Basically I'm trying to figure out what would make me consider jumping from 5G to 10G batches in the future. Do you do it to minimize the number of times you have to brew in a year, or is it because you entertain and need the stock?
I split 10G batches into two or three or four different beers. The base is the same but additions are different. It could be:
1. different yeast (for example, recent IPAs I split into regular clean yeast, like WLP-90 or WLP-001, and another batch with belgian yeast - like belgian strong ale, or saison yeast).
2. Different dry-hops
3. Different addition - one oaked+wine, another standard. Or one stout with coco-nibs, another with pasilla peppers, third one with bourbon.
4. Different fruit.

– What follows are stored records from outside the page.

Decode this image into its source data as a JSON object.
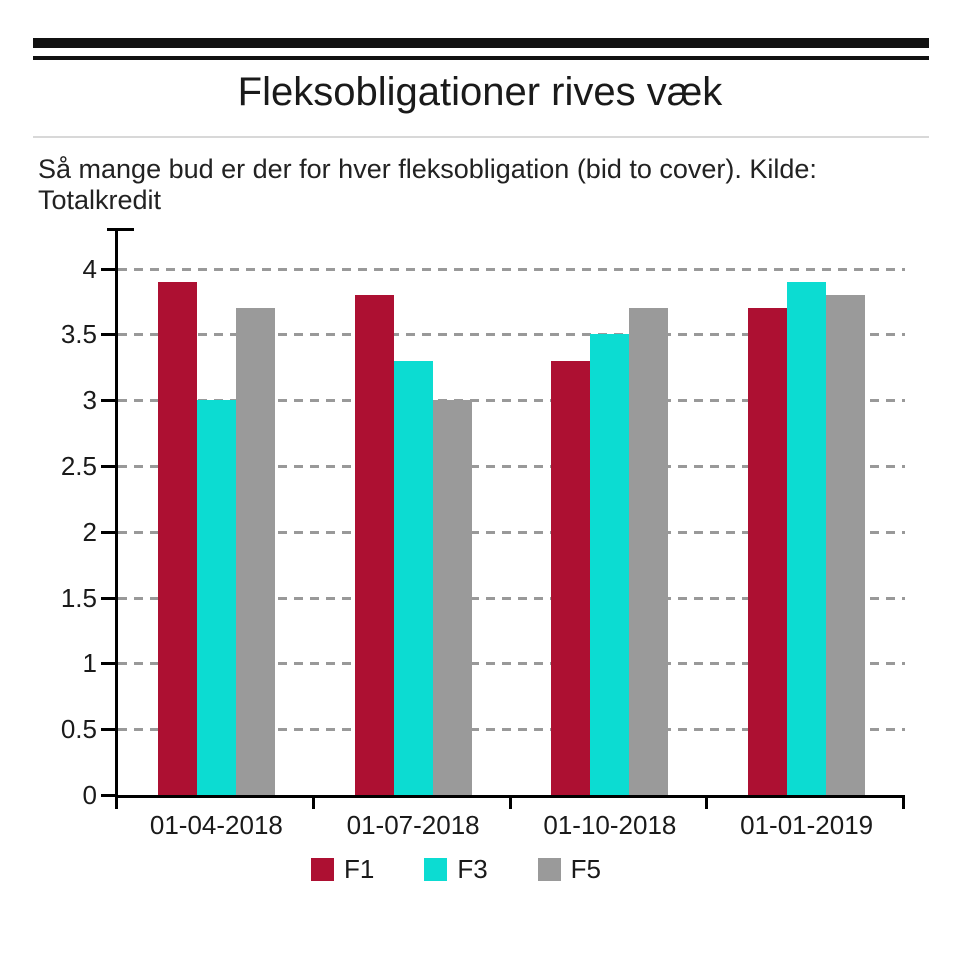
{
  "header": {
    "title": "Fleksobligationer rives væk",
    "subtitle": "Så mange bud er der for hver fleksobligation (bid to cover). Kilde: Totalkredit"
  },
  "colors": {
    "axis": "#000000",
    "gridline": "#999999",
    "header_rule": "#111111",
    "divider": "#d8d8d8",
    "title_text": "#1a1a1a",
    "body_text": "#222222"
  },
  "chart_data": {
    "type": "bar",
    "title": "Fleksobligationer rives væk",
    "subtitle": "Så mange bud er der for hver fleksobligation (bid to cover). Kilde: Totalkredit",
    "categories": [
      "01-04-2018",
      "01-07-2018",
      "01-10-2018",
      "01-01-2019"
    ],
    "series": [
      {
        "name": "F1",
        "color": "#AD1032",
        "values": [
          3.9,
          3.8,
          3.3,
          3.7
        ]
      },
      {
        "name": "F3",
        "color": "#0CDCD2",
        "values": [
          3.0,
          3.3,
          3.5,
          3.9
        ]
      },
      {
        "name": "F5",
        "color": "#9A9A9A",
        "values": [
          3.7,
          3.0,
          3.7,
          3.8
        ]
      }
    ],
    "xlabel": "",
    "ylabel": "",
    "ylim": [
      0,
      4.3
    ],
    "yticks": [
      0,
      0.5,
      1,
      1.5,
      2,
      2.5,
      3,
      3.5,
      4
    ],
    "ytick_labels": [
      "0",
      "0.5",
      "1",
      "1.5",
      "2",
      "2.5",
      "3",
      "3.5",
      "4"
    ],
    "grid": "horizontal-dashed",
    "legend_position": "bottom"
  }
}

I made 10G of base wheat beer and used 4 different fruits additions - passion fruit (the best), guava, watermelon, peach+cherry.
I did the same for 10G of berliner weisser recently
since I have 70qt cooler and 20G pot, I can easily do 10G, or even 15G (unless beer is too strong), and it takes only incrementally a bit more time, maybe 10-20% more, time-wise (a little longer to boil and a little longer to cool). Total maybe 20-30min more, an hour tops over 5G batch (and I really doubt that, probably closer to 30min). But with prepping and cleaning, and mashing and doing everything else, this means 5.5 hours (or worst case scenario 6 hours) instead of 5 hours.
I gradually upgraded from 5G to 10G batches (sometimes 15), and my strategy is as follows: mash in, boil, aiming to end up with 12G or so. Split it either into two 6G fermenters. Or 6G, + 3G + 3G fermenters. Or 4 x 3G fermenters.
Use different additions. They go into either 2.6G torpedo kegs or regular 5G corny. Sometimes I serve one in a keg and keep another one to "age" at ~65F to see the difference - especially with strong stouts.